No existe encuesta de
opinión en la que este tema no ocupe el podio. En la inmensa mayoría de ellas,
la inseguridad lidera el ranking de las preocupaciones cívicas. Sin embargo su
abordaje siempre queda pospuesto.
Probablemente esto
tenga que ver con la percepción que tiene
la política acerca de la escasa chance de lograr triunfos en el corto
plazo y su natural inclinación hacia aquellos tópicos en los que puede torcer
el rumbo con celeridad siempre dentro del mandato del poderoso de turno.
Temáticas como la
educación, la seguridad y otras tantas similares, que ameritan enormes
esfuerzos y cuyos resultados positivos no se consiguen con rapidez, por
exitosas que sean las decisiones tomadas, no entusiasman a la clase dirigente.

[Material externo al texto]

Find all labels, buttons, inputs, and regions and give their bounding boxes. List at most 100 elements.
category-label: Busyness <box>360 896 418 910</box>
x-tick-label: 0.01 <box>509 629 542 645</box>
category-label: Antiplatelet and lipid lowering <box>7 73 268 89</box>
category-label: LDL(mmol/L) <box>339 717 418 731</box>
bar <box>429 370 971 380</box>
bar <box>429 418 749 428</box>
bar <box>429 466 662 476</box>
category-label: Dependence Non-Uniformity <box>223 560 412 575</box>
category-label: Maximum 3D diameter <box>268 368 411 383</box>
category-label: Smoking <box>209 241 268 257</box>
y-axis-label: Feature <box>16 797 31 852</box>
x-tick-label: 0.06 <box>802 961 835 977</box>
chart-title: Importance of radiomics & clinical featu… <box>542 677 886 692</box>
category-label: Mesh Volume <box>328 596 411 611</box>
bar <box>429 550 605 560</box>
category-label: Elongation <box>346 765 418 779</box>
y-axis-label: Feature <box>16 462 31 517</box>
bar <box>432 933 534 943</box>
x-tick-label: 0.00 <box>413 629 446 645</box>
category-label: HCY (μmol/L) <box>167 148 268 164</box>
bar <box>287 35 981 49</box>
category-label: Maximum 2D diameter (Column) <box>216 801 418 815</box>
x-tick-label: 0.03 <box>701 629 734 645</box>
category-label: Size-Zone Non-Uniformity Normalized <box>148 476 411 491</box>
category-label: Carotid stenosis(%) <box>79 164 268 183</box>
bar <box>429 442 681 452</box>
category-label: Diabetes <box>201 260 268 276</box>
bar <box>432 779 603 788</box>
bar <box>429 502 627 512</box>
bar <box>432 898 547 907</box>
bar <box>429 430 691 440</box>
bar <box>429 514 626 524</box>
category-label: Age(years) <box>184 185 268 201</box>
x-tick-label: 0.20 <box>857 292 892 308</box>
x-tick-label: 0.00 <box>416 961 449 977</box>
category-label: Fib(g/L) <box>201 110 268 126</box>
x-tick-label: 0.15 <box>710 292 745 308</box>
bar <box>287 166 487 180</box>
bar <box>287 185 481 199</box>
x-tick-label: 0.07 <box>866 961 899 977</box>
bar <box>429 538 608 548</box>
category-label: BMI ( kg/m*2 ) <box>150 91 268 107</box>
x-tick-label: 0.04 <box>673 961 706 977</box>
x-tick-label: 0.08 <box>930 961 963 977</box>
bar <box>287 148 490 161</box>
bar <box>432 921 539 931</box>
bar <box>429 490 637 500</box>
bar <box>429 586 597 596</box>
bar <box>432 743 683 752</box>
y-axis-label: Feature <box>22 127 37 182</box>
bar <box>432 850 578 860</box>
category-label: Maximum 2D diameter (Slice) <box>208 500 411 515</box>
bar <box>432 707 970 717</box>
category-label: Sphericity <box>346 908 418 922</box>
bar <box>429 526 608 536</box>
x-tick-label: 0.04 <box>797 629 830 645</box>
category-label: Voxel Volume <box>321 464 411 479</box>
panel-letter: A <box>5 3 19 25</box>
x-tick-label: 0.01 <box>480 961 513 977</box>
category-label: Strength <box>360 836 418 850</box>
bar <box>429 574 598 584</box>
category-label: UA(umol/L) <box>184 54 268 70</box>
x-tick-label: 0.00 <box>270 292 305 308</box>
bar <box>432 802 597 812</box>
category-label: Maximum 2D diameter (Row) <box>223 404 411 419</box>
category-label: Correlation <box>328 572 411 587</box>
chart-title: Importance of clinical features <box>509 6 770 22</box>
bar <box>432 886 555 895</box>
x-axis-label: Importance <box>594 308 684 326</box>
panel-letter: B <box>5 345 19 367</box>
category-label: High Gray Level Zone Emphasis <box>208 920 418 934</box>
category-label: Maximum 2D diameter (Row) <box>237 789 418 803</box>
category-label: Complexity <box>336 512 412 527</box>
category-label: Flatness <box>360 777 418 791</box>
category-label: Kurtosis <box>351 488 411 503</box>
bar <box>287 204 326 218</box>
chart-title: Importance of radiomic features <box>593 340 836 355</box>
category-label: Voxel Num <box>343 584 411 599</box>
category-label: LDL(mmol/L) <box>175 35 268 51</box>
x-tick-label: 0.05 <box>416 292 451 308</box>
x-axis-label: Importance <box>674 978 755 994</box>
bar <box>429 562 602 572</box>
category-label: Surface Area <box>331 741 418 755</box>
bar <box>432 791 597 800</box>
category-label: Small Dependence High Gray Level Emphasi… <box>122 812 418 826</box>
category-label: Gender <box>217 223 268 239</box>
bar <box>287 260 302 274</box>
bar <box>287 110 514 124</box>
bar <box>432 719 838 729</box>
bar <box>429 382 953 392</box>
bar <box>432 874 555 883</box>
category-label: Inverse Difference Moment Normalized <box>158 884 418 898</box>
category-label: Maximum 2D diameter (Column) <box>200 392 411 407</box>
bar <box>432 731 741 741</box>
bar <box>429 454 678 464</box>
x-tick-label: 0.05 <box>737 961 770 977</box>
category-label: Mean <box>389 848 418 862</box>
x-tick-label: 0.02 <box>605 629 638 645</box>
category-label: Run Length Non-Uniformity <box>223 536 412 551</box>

Prefieren ocuparse de aquello que genera impactos más inmediatos como la
economía o el reconocimiento de nuevos derechos.
Nadie desconoce el
complejo entramado del problema de la inseguridad. Tiene múltiples aristas, sus
causas no son fáciles de enfrentar y las soluciones de fondo demandan de tiempo
y paciencia. Pero justamente por eso hay que arrancar ahora, porque modificar
esta inercia llevará décadas. El solo hecho de detener la escalada justifica
invertirle ingenio y dedicación.
No es que no se haga
algo al respecto. Brotan, con alguna frecuencia, propuestas interesantes,
debates apasionados y hasta medidas concretas, pero siempre son aisladas,
divorciadas del conjunto, por lo que se torna difícil ser optimistas con la
eficacia de ese tipo de determinaciones.
Cierta tendencia a la
simplificación termina enfocándose en un solo factor, por eso muchos afirman
que detrás de esta calamidad está la droga, sin comprender que es uno de los
tantos emergentes, pero no el único. Indudablemente es un dato de la realidad,
un síntoma entre otros, pero lejos está de explicar el contexto contemporáneo
de una sociedad en la que el robo, la violencia, el odio, la intolerancia, el
resentimiento, el desprecio por el otro y hasta el homicidio, ya son moneda
corriente.
No menos alarmante es
dimensionar la dificultad para encontrar especialistas en la materia. Claro que
existen profesionales que saben y mucho, pero siempre sobre un aspecto puntual
de la problemática, sin esa mirada universal que se precisa para una
aproximación seria y responsable.
La situación de las
cárceles como institución para recuperar ciudadanos y no como herramienta para
disciplinar individuos, la diversidad de leyes vigentes muchas de ellas
contradictorias, la infinita variedad de estimulantes disponibles, la debilidad
de la educación como instrumento para proveer conocimientos, el deterioro de la
institución familiar como formadora del carácter, la siempre insuficiente
capacitación y jerarquización del personal de seguridad, la imprescindible
incorporación de tecnología al servicio de la comunidad, la puja entre los
derechos individuales y la presunción de culpabilidad, el funcionamiento del
desprestigiado sistema judicial, la pobreza enquistada que tampoco ayuda son
solo una parte de una larga lista de asuntos que deben asumirse de una vez por
todas.
El problema es que
esa descripción no es nueva y lleva décadas exactamente en ese mismo lugar.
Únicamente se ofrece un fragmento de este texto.